By tracking the performance of top and bottom quintile performers over subsequent time periods Ms Soe said the data shows a “likelihood for the best performing funds to become the worst performing funds and vice versa”.

“Of the 426 funds that were in the bottom quartile, 28.64 per cent moved to the top quartile over the five-year horizon, while 28.57 per cent of those top-quartile funds moved into the bottom quartile during the same period.”

Ms Soe said it is also worth noting that “no large or mid-cap funds managed to remain in the top quartile at the end of the five-year measurement period”.

“The figures paint a poor picture of the lack of long-term persistence in mutual fund returns,” she said.

The research also indicated that out of the 687 funds in the top quartile as of March 2012, only 3.78 per cent managed to stay there by the end of March 2014.

Ms Soe noted that only 1.9 per cent of the large-cap funds, 3.16 per cent of the mid-cap funds and 4.11 per cent of the small-cap funds remained in the top quartile.

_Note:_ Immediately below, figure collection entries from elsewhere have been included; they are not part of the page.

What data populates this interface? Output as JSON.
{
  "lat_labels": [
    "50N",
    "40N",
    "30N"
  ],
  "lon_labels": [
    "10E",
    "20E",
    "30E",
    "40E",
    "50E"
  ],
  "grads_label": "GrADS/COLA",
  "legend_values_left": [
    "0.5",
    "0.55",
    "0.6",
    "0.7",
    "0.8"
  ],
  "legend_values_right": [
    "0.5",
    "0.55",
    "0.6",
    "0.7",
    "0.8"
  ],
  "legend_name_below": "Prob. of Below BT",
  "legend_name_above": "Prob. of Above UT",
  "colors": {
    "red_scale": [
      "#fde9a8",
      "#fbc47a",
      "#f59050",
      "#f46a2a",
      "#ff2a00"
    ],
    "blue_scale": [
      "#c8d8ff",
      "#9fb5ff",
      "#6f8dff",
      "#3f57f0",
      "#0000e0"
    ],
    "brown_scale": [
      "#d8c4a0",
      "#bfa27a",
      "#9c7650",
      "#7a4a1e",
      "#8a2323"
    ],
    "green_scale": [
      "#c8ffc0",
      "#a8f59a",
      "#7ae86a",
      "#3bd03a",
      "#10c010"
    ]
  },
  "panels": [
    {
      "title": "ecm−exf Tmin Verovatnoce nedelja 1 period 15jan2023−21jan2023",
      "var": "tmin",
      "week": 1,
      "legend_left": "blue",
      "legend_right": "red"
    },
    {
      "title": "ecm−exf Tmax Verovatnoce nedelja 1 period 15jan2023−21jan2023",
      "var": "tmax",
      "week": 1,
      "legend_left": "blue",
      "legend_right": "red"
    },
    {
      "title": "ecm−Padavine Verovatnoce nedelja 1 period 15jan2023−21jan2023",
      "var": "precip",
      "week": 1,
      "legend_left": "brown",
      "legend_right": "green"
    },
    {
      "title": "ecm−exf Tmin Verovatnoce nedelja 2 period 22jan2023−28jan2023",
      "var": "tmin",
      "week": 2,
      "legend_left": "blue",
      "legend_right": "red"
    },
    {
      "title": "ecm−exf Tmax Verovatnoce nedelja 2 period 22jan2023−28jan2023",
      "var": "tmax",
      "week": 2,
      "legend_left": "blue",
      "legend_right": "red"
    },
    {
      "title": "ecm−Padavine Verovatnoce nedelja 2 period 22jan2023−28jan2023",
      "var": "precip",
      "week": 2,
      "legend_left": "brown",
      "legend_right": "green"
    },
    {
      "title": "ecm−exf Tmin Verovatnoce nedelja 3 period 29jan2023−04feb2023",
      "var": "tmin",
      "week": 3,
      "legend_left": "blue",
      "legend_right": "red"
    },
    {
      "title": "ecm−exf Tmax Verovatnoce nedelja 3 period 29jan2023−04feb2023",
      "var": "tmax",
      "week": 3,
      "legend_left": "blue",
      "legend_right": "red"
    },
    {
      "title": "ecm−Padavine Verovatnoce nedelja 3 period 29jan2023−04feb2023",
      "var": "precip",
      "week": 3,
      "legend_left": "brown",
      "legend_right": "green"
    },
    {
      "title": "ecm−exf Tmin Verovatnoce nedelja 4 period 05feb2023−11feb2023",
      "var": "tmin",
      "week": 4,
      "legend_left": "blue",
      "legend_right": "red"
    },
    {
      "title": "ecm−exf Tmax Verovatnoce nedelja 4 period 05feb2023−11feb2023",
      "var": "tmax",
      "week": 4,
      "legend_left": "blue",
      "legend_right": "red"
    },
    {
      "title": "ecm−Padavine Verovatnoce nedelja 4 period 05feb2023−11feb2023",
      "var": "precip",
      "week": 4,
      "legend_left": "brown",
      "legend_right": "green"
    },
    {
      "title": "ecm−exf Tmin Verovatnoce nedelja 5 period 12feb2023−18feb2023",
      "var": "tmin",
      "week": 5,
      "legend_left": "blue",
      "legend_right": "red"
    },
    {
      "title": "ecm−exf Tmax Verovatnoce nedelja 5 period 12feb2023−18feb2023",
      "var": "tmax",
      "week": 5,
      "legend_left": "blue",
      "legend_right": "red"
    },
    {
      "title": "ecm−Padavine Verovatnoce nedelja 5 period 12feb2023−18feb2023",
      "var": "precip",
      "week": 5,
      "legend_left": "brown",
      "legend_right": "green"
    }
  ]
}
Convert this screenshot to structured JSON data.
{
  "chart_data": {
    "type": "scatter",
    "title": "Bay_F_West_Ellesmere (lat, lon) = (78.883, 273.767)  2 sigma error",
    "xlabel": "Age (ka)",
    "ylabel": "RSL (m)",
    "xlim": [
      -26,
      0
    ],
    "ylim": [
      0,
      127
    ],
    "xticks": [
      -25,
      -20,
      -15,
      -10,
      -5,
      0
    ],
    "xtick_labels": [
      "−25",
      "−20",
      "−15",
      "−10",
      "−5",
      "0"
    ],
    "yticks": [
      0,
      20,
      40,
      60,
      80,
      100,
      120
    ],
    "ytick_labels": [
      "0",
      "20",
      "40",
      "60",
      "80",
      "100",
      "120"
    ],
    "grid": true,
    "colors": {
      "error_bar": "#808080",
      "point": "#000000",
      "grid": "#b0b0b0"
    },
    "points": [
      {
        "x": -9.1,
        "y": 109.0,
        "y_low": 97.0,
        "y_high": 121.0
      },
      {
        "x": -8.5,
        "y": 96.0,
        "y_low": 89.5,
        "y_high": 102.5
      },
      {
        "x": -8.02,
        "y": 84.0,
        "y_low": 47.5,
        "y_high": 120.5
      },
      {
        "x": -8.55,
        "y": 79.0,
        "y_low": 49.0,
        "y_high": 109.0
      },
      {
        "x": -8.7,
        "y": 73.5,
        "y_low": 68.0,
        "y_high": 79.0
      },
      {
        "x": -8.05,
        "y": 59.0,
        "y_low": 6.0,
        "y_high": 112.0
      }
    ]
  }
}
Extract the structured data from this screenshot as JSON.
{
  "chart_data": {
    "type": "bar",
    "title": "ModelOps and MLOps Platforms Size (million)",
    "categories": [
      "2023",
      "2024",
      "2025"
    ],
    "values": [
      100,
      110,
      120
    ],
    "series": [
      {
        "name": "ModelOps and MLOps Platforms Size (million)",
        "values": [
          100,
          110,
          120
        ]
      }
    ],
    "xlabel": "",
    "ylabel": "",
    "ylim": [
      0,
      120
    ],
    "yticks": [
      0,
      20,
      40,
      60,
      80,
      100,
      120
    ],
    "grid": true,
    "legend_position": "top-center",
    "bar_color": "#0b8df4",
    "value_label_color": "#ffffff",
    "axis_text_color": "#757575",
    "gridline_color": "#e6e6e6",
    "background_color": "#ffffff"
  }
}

“Similarly only 3.09 per cent of large-cap funds, 3.6 per cent of mid-cap funds and 5.48 per cent of small-cap funds maintained top-half performance over five consecutive 12-month periods,” she said.

“Random expectations would suggest a repeat rate of 6.25 per cent.”

The research did, however, show consistency in the death rate of bottom-quartile funds.

“Across all market cap categories and all periods studied, fourth-quartile funds had a much higher rate of being merged or liquidated,” said Ms Soe.

“The five-year transition matrix illustrates that 38.31 per cent of large-cap, 39.13 per cent of mid-cap and 45.54 per cent of small-cap fourth-quartile funds disappeared.”